After graduate school, Von Drehle wanted to continue his career in journalism. He moved to Miami and worked for the Miami Herald for six years, where he was a reporter for four and a New York City correspondent for two. He then started working for the Washington Post at the end of 1991. While he was there, he interviewed politicians — George H. W. Bush, Bill Clinton and George W. Bush. He also interacted with other reporters, one that would become his wife.  Von Drehle met his wife, Karen Ball, then a reporter for the Associated Press as they were both covering the 1992 presidential campaign.

“I had just gone to work for the Washington Post newspaper in Washington and was covering the campaign also,” Von Drehle said. “So we would find ourselves on airplanes flying around with Bill Clinton or someone like that.”

While at the Washington Post, Von Drehle covered a variety of areas — Arts and Entertainment, Features and Politics.

And then, in 2006, he was approached by Time.

“I had several friends at Time that were very long time friends,” Von Drehle said. “We talked back and forth about whether I would ever work there for a lot of years and I didn’t expect that it would ever work out, but then they approached me with kind of a dream job and at that point, I couldn’t say no.”

Von Drehle has not always imagined himself as a journalist working for one of the most well-known publications in the world.

“I was kind of mixed up as a college student,” Von Drehle said. “On one level I wanted to be a college professor, but on another level, I pictured myself being a journalist. When I was younger, that was more of a goal to be at Sports Illustrator than to be at Time, but then I became a news reporter.”

Von Drehle has the opportunity to pitch stories and write in the areas that he is interested in. In his spare time, he has written four books, with his most recent book, “Rise to Greatness: Abraham Lincoln and America’s Most Perilous Year,” that was published in late October.

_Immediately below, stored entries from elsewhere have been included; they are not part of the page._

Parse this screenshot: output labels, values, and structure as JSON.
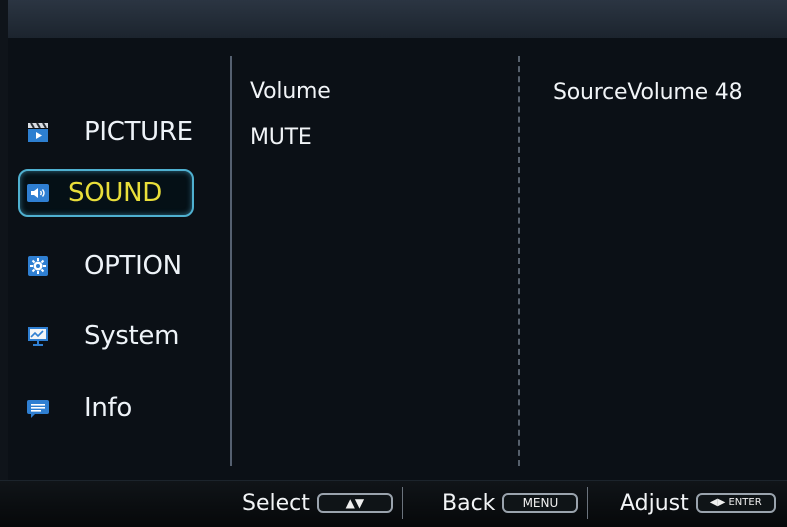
{
  "sidebar": {
    "items": [
      {
        "label": "PICTURE",
        "icon": "clapperboard-icon"
      },
      {
        "label": "SOUND",
        "icon": "speaker-icon",
        "selected": true
      },
      {
        "label": "OPTION",
        "icon": "gear-icon"
      },
      {
        "label": "System",
        "icon": "monitor-chart-icon"
      },
      {
        "label": "Info",
        "icon": "chat-bubble-icon"
      }
    ]
  },
  "content": {
    "options": [
      "Volume",
      "MUTE"
    ],
    "detail": "SourceVolume 48"
  },
  "footer": {
    "select_label": "Select",
    "select_key": "▲▼",
    "back_label": "Back",
    "back_key": "MENU",
    "adjust_label": "Adjust",
    "adjust_key": "◀▶ ENTER"
  },
  "colors": {
    "selected_text": "#e9de3a",
    "selected_border": "#4fb0d0",
    "text": "#eef3f8",
    "background": "#0b1016"
  }
}
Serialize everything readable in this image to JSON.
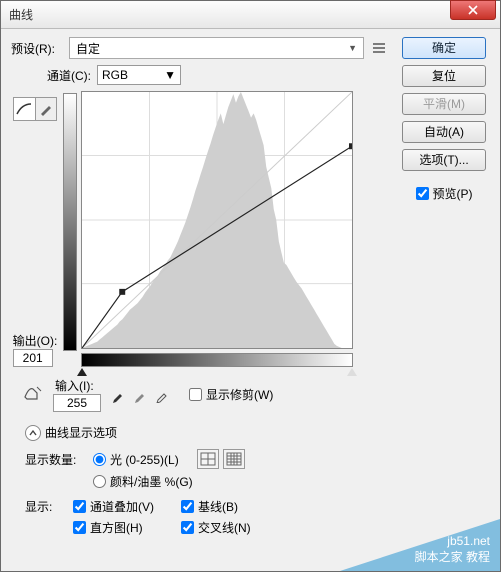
{
  "window": {
    "title": "曲线"
  },
  "buttons": {
    "ok": "确定",
    "reset": "复位",
    "smooth": "平滑(M)",
    "auto": "自动(A)",
    "options": "选项(T)..."
  },
  "preview": {
    "label": "预览(P)",
    "checked": true
  },
  "preset": {
    "label": "预设(R):",
    "value": "自定"
  },
  "channel": {
    "label": "通道(C):",
    "value": "RGB"
  },
  "output": {
    "label": "输出(O):",
    "value": "201"
  },
  "input": {
    "label": "输入(I):",
    "value": "255"
  },
  "show_clipping": {
    "label": "显示修剪(W)",
    "checked": false
  },
  "expander": {
    "label": "曲线显示选项"
  },
  "show_amount": {
    "label": "显示数量:",
    "opt_light": "光 (0-255)(L)",
    "opt_pigment": "颜料/油墨 %(G)",
    "selected": "light"
  },
  "show": {
    "label": "显示:",
    "channel_overlay": {
      "label": "通道叠加(V)",
      "checked": true
    },
    "baseline": {
      "label": "基线(B)",
      "checked": true
    },
    "histogram": {
      "label": "直方图(H)",
      "checked": true
    },
    "intersection": {
      "label": "交叉线(N)",
      "checked": true
    }
  },
  "watermark": {
    "line1": "jb51.net",
    "line2": "脚本之家 教程"
  },
  "chart_data": {
    "type": "line",
    "title": "",
    "xlabel": "输入",
    "ylabel": "输出",
    "xlim": [
      0,
      255
    ],
    "ylim": [
      0,
      255
    ],
    "curve_points": [
      {
        "x": 38,
        "y": 56
      },
      {
        "x": 255,
        "y": 201
      }
    ],
    "histogram": [
      0,
      1,
      2,
      3,
      4,
      5,
      6,
      8,
      10,
      12,
      14,
      16,
      18,
      20,
      22,
      25,
      27,
      30,
      33,
      36,
      38,
      40,
      42,
      45,
      48,
      52,
      55,
      58,
      62,
      65,
      68,
      72,
      75,
      78,
      82,
      85,
      90,
      95,
      100,
      106,
      112,
      118,
      125,
      132,
      140,
      148,
      155,
      163,
      170,
      178,
      185,
      192,
      200,
      207,
      214,
      220,
      210,
      218,
      226,
      232,
      238,
      230,
      236,
      240,
      234,
      228,
      222,
      216,
      220,
      214,
      206,
      198,
      190,
      170,
      160,
      150,
      130,
      120,
      100,
      90,
      80,
      78,
      74,
      70,
      66,
      62,
      59,
      56,
      52,
      48,
      44,
      40,
      36,
      32,
      28,
      24,
      20,
      16,
      12,
      8,
      4,
      2,
      1,
      0,
      0,
      0,
      0,
      0
    ]
  }
}
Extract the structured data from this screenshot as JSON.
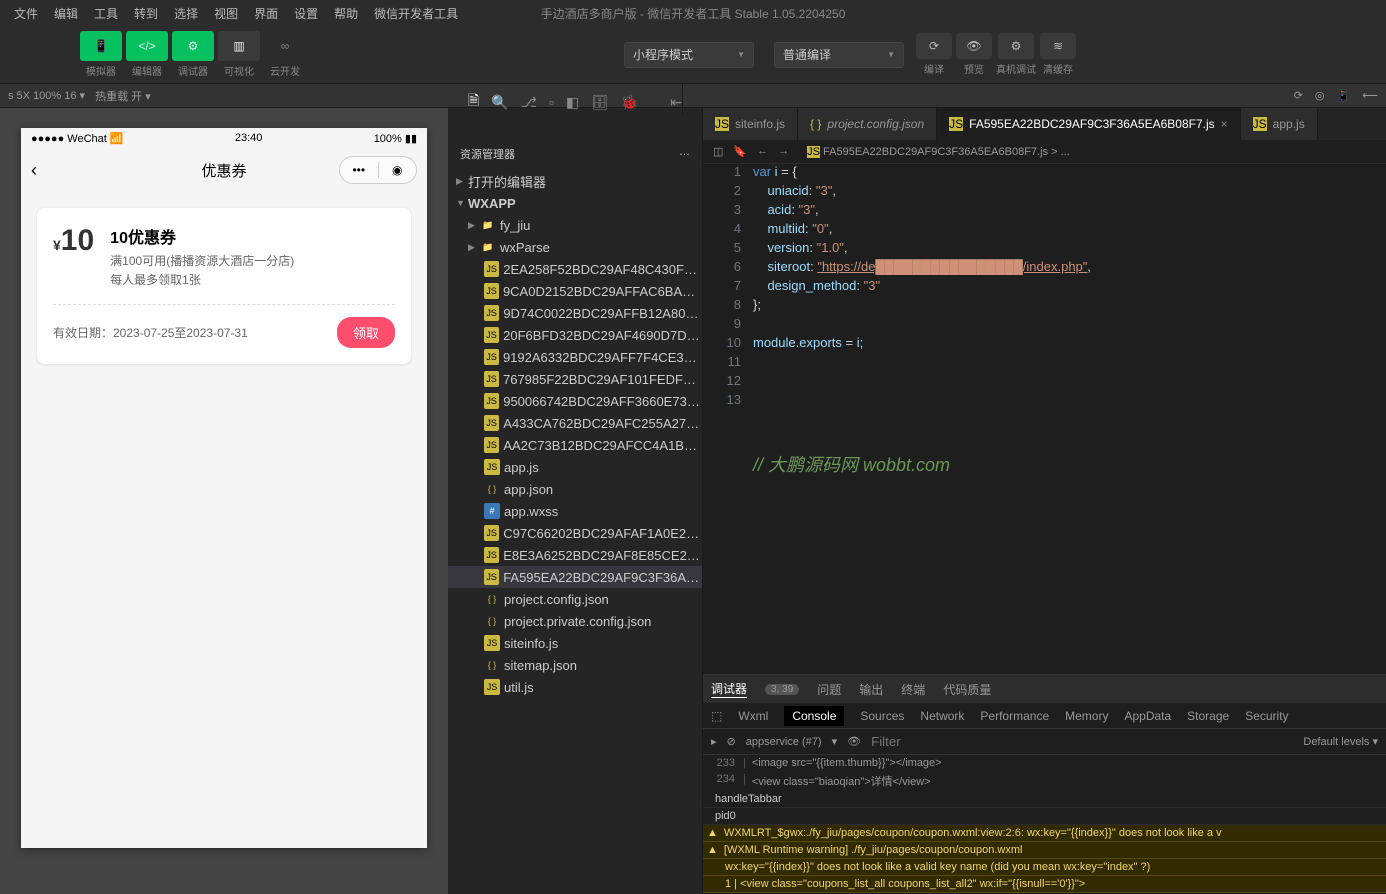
{
  "menubar": {
    "items": [
      "文件",
      "编辑",
      "工具",
      "转到",
      "选择",
      "视图",
      "界面",
      "设置",
      "帮助",
      "微信开发者工具"
    ]
  },
  "title": "手边酒店多商户版 - 微信开发者工具 Stable 1.05.2204250",
  "toolbar": {
    "buttons": [
      "模拟器",
      "编辑器",
      "调试器",
      "可视化",
      "云开发"
    ],
    "mode": "小程序模式",
    "compile": "普通编译",
    "actions": [
      "编译",
      "预览",
      "真机调试",
      "清缓存"
    ]
  },
  "status": {
    "left": "s 5X 100% 16 ▾",
    "hot": "热重载 开 ▾"
  },
  "phone": {
    "carrier": "WeChat",
    "time": "23:40",
    "battery": "100%",
    "title": "优惠券",
    "coupon": {
      "amount": "10",
      "name": "10优惠券",
      "cond1": "满100可用(播播资源大酒店一分店)",
      "cond2": "每人最多领取1张",
      "validity": "有效日期：2023-07-25至2023-07-31",
      "btn": "领取"
    }
  },
  "explorer": {
    "title": "资源管理器",
    "open_editors": "打开的编辑器",
    "root": "WXAPP",
    "folders": [
      "fy_jiu",
      "wxParse"
    ],
    "files": [
      "2EA258F52BDC29AF48C430F2D...",
      "9CA0D2152BDC29AFFAC6BA12E...",
      "9D74C0022BDC29AFFB12A8050...",
      "20F6BFD32BDC29AF4690D7D4B...",
      "9192A6332BDC29AFF7F4CE3453...",
      "767985F22BDC29AF101FEDF571...",
      "950066742BDC29AFF3660E7331...",
      "A433CA762BDC29AFC255A2714...",
      "AA2C73B12BDC29AFCC4A1BB6...",
      "app.js",
      "app.json",
      "app.wxss",
      "C97C66202BDC29AFAF1A0E274...",
      "E8E3A6252BDC29AF8E85CE226...",
      "FA595EA22BDC29AF9C3F36A5E...",
      "project.config.json",
      "project.private.config.json",
      "siteinfo.js",
      "sitemap.json",
      "util.js"
    ],
    "sel_index": 14
  },
  "tabs": [
    {
      "label": "siteinfo.js",
      "icon": "js"
    },
    {
      "label": "project.config.json",
      "icon": "json",
      "italic": true
    },
    {
      "label": "FA595EA22BDC29AF9C3F36A5EA6B08F7.js",
      "icon": "js",
      "active": true
    },
    {
      "label": "app.js",
      "icon": "js"
    }
  ],
  "breadcrumb": "FA595EA22BDC29AF9C3F36A5EA6B08F7.js > ...",
  "code": {
    "lines": [
      {
        "n": 1,
        "segs": [
          [
            "k",
            "var "
          ],
          [
            "p",
            "i"
          ],
          [
            "o",
            " = {"
          ]
        ]
      },
      {
        "n": 2,
        "segs": [
          [
            "o",
            "    "
          ],
          [
            "p",
            "uniacid"
          ],
          [
            "o",
            ": "
          ],
          [
            "s",
            "\"3\""
          ],
          [
            "o",
            ","
          ]
        ]
      },
      {
        "n": 3,
        "segs": [
          [
            "o",
            "    "
          ],
          [
            "p",
            "acid"
          ],
          [
            "o",
            ": "
          ],
          [
            "s",
            "\"3\""
          ],
          [
            "o",
            ","
          ]
        ]
      },
      {
        "n": 4,
        "segs": [
          [
            "o",
            "    "
          ],
          [
            "p",
            "multiid"
          ],
          [
            "o",
            ": "
          ],
          [
            "s",
            "\"0\""
          ],
          [
            "o",
            ","
          ]
        ]
      },
      {
        "n": 5,
        "segs": [
          [
            "o",
            "    "
          ],
          [
            "p",
            "version"
          ],
          [
            "o",
            ": "
          ],
          [
            "s",
            "\"1.0\""
          ],
          [
            "o",
            ","
          ]
        ]
      },
      {
        "n": 6,
        "segs": [
          [
            "o",
            "    "
          ],
          [
            "p",
            "siteroot"
          ],
          [
            "o",
            ": "
          ],
          [
            "url",
            "\"https://de████████████████/index.php\""
          ],
          [
            "o",
            ","
          ]
        ]
      },
      {
        "n": 7,
        "segs": [
          [
            "o",
            "    "
          ],
          [
            "p",
            "design_method"
          ],
          [
            "o",
            ": "
          ],
          [
            "s",
            "\"3\""
          ]
        ]
      },
      {
        "n": 8,
        "segs": [
          [
            "o",
            "};"
          ]
        ]
      },
      {
        "n": 9,
        "segs": []
      },
      {
        "n": 10,
        "segs": [
          [
            "p",
            "module"
          ],
          [
            "o",
            "."
          ],
          [
            "p",
            "exports"
          ],
          [
            "o",
            " = "
          ],
          [
            "p",
            "i"
          ],
          [
            "o",
            ";"
          ]
        ]
      },
      {
        "n": 11,
        "segs": []
      },
      {
        "n": 12,
        "segs": []
      },
      {
        "n": 13,
        "segs": []
      }
    ],
    "watermark": "// 大鹏源码网 wobbt.com"
  },
  "lower": {
    "tabs": [
      "调试器",
      "问题",
      "输出",
      "终端",
      "代码质量"
    ],
    "badge": "3, 39",
    "devtools": [
      "Wxml",
      "Console",
      "Sources",
      "Network",
      "Performance",
      "Memory",
      "AppData",
      "Storage",
      "Security"
    ],
    "context": "appservice (#7)",
    "filter": "Filter",
    "levels": "Default levels ▾",
    "lines": [
      {
        "type": "code",
        "ln": "233",
        "html": "    <image src=\"{{item.thumb}}\"></image>"
      },
      {
        "type": "code",
        "ln": "234",
        "html": "    <view class=\"biaoqian\">详情</view>"
      },
      {
        "type": "info",
        "text": "handleTabbar"
      },
      {
        "type": "info",
        "text": "pid0"
      },
      {
        "type": "warn",
        "text": "WXMLRT_$gwx:./fy_jiu/pages/coupon/coupon.wxml:view:2:6: wx:key=\"{{index}}\" does not look like a v"
      },
      {
        "type": "warn",
        "text": "[WXML Runtime warning] ./fy_jiu/pages/coupon/coupon.wxml"
      },
      {
        "type": "warn-sub",
        "text": " wx:key=\"{{index}}\" does not look like a valid key name (did you mean wx:key=\"index\" ?)"
      },
      {
        "type": "warn-sub",
        "text": "  1 | <view class=\"coupons_list_all coupons_list_all2\" wx:if=\"{{isnull=='0'}}\">"
      }
    ]
  }
}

“I would like to write some more books,” Von Drehle said. “My goal at this point is really always to stay fresh and interesting, not fall into a rut where everything starts to sound the same.”
He stays connected with Time while he resides in Kansas City by speaking to his boss, Michael Duffy about once a week. While Von Drehle gets opportunities to interview people like President Obama and cover historical events, he still remembers the road he took to get there.

“I have to remind myself that if anybody had told me when I was 17-years-old and walking into The Denver Post for the first time that someday I’d have the job that I have now, I wouldn’t have believed it,” Von Drehle said. “When I do get tired of the world, I just remind myself how lucky I am.”